発達障害のひとつであるADHD(注意欠陥・多動症)の当事者である借金玉さん。早稲田大学卒業後、大手金融機関に勤務するものの仕事がまったくできずに退職。その後、“一発逆転”を狙って起業するも失敗して多額の借金を抱え、1ヵ月家から出られない「うつの底」に沈んだ経験をもっています。
近著『発達障害サバイバルガイド──「あたりまえ」がやれない僕らがどうにか生きていくコツ47』では、借金玉さんが幾多の失敗から手に入れた「食っていくための生活術」が紹介されています。
働かなくても生活することはできますが、生活せずに働くことはできません。仕事第一の人にとって見逃されがちですが、生活術は、仕事をするうえでのとても重要な「土台」なのです。
この連載では、本書から「在宅ワーク」「休息法」「お金の使い方」「食事」「うつとの向き合い方」まで「ラクになった!」「自分の悩みが解像度高く言語化された!」と話題のライフハックと、その背景にある思想に迫ります(イラスト:伊藤ハムスター)。

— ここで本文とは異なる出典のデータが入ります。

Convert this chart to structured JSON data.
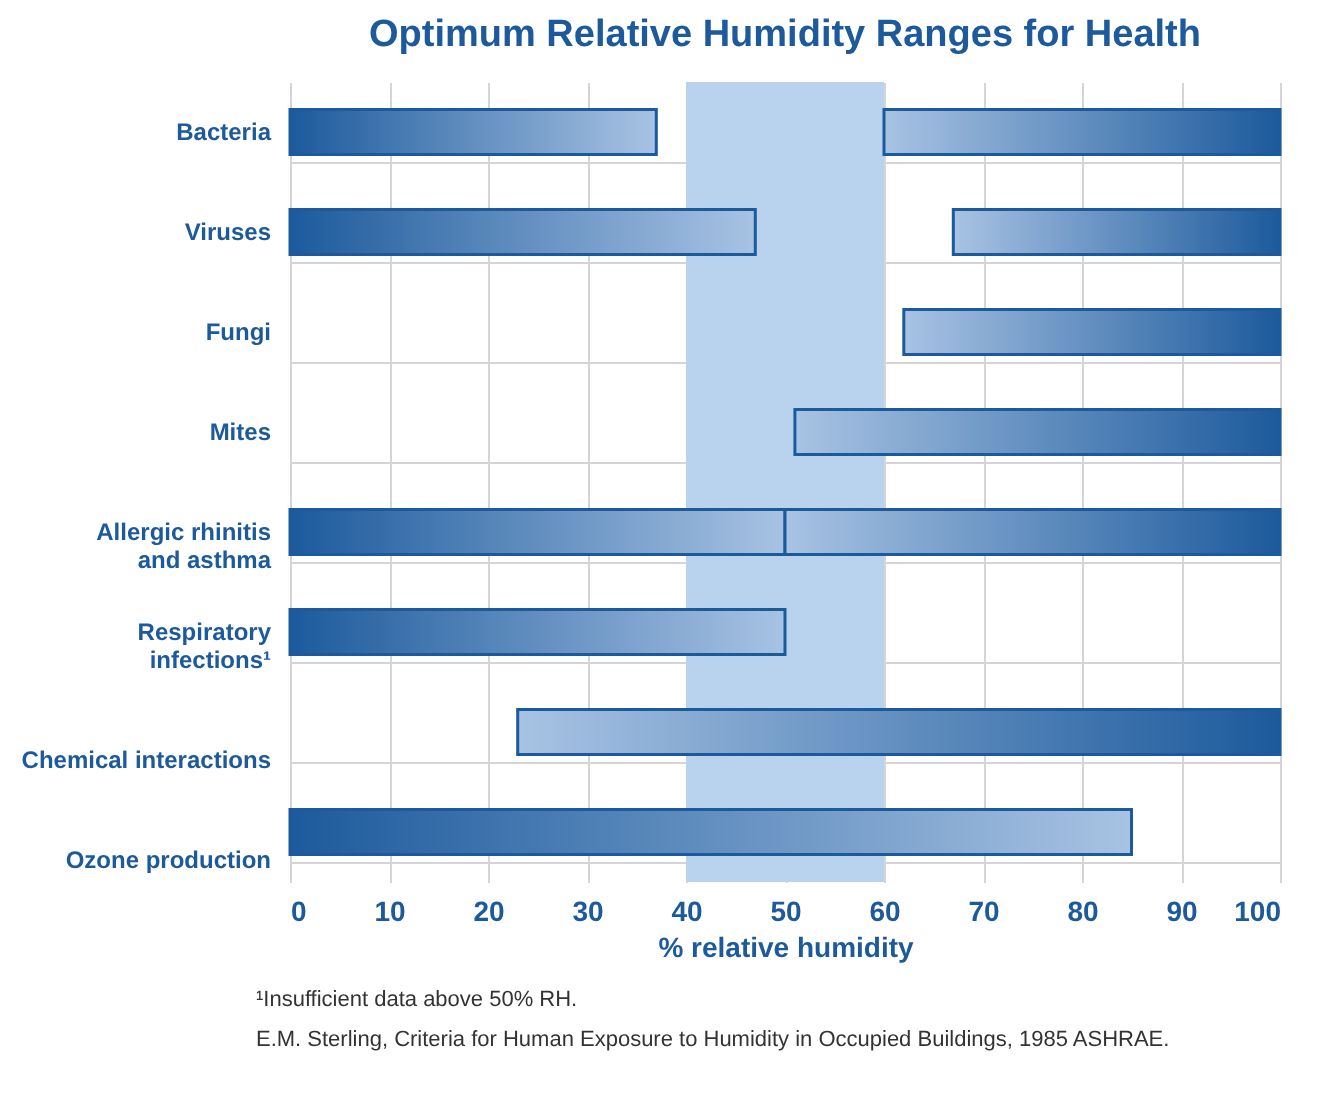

発達障害の僕が発見した「料理が苦手な人」が毎日やらかしている小さいけど致命的なミス

肉じゃががまずくなる理由は「しょうゆ」にあり

 肉じゃが、上手につくれますか?

 これはあまり知られていないことですが、「肉じゃが」というのは家庭料理の中でもかなり難しいほうにランクインします。先だって説明した味つけの基本がわかっていない人が肉じゃがをつくると、たいていは大惨事になります。

 じゃがいもはドロドロに溶けて半ば液状化、味はなんだかぼんやりとして捉えどころがない、あるいはしょうゆの味しかしない。平たくいっておいしくない。そんな肉じゃがをつくってしまった人は少なくないでしょう。

 でも大丈夫。本書を読めばあなたはすでに、味つけの基本をマスターしています。そう、うまみを濃くして塩を適量加えればいいのです。それですべてはおいしくなる。基本は何ひとつ変わりません。

 では、十分なうまみの濃度があるにもかかわらず肉じゃがの味つけがまずくなる原因とは何か。それは「しょうゆ」にあります。

 しょうゆというのは非常においしい調味料ですし、和食ではとにかくよく使われます。ただ、実は「おいしすぎる」調味料でもあるのです。しょうゆを入れすぎた料理はすべてしょうゆの味しかしなくなるということです。

 たとえば想像してみてください。洋食屋さんであなたはオニオンスープを頼みました。しっかりと材料のうまみが出た透明なスープに甘く煮えた玉ねぎが浮かんでいます。ここにしょうゆをひとさじ入れたらどうなるか。台無しですね。

なぜ、「台無し」になったのか?

「十分なうまみ+適切な塩=おいしい」。この「味つけ」の大原則に加えて覚えておくといいのが「風味」という概念です。

 料理というのはさまざまな素材や調味料の風味がバランスよく組み合わさっています。肉じゃがは、いもの土の香り、にんじんや玉ねぎの甘さ、だしのうまみ……これらが非常に淡いところで溶け合っている繊細な組み立ての料理です。ここに、しょうゆを入れすぎることで、一発で致死水準に達してしまう。

 しょうゆは「塩味をつける」ものではなく「風味をつける」ものなのです。ほんの少し加えてしょうゆの風味を与え、あとは塩で味の最終調整をする(料理人の専門用語では「塩を決める」といいます)のが、正しい使い方です。

 調味料は風味をつけるもの。入れすぎてはいけない。これが正解です。

 ちなみに「カレールー」や「みそ」は風味がとても強く、「ほんの少しでも入れたらその味にすべてを支配される」核爆弾のような存在です。カレー味、みそ味はそれなりにおいしいので、初心者にはラクなのですが(カレーライスは肉じゃがよりも圧倒的に成功しやすいですよね)、これしかできないと、つくれる料理が圧倒的に少なくなりますし、何をつくっても同じ味になるのでいずれは飽きます。やはり、自分で味を調整するやり方を覚えたほうがいいと僕は思います。

 ・しょうゆを入れすぎると料理はまずくなる
 ・調味料は「塩味をつける」ものではなく「風味をつける」もの

 この2点を、ぜひ覚えておいてください。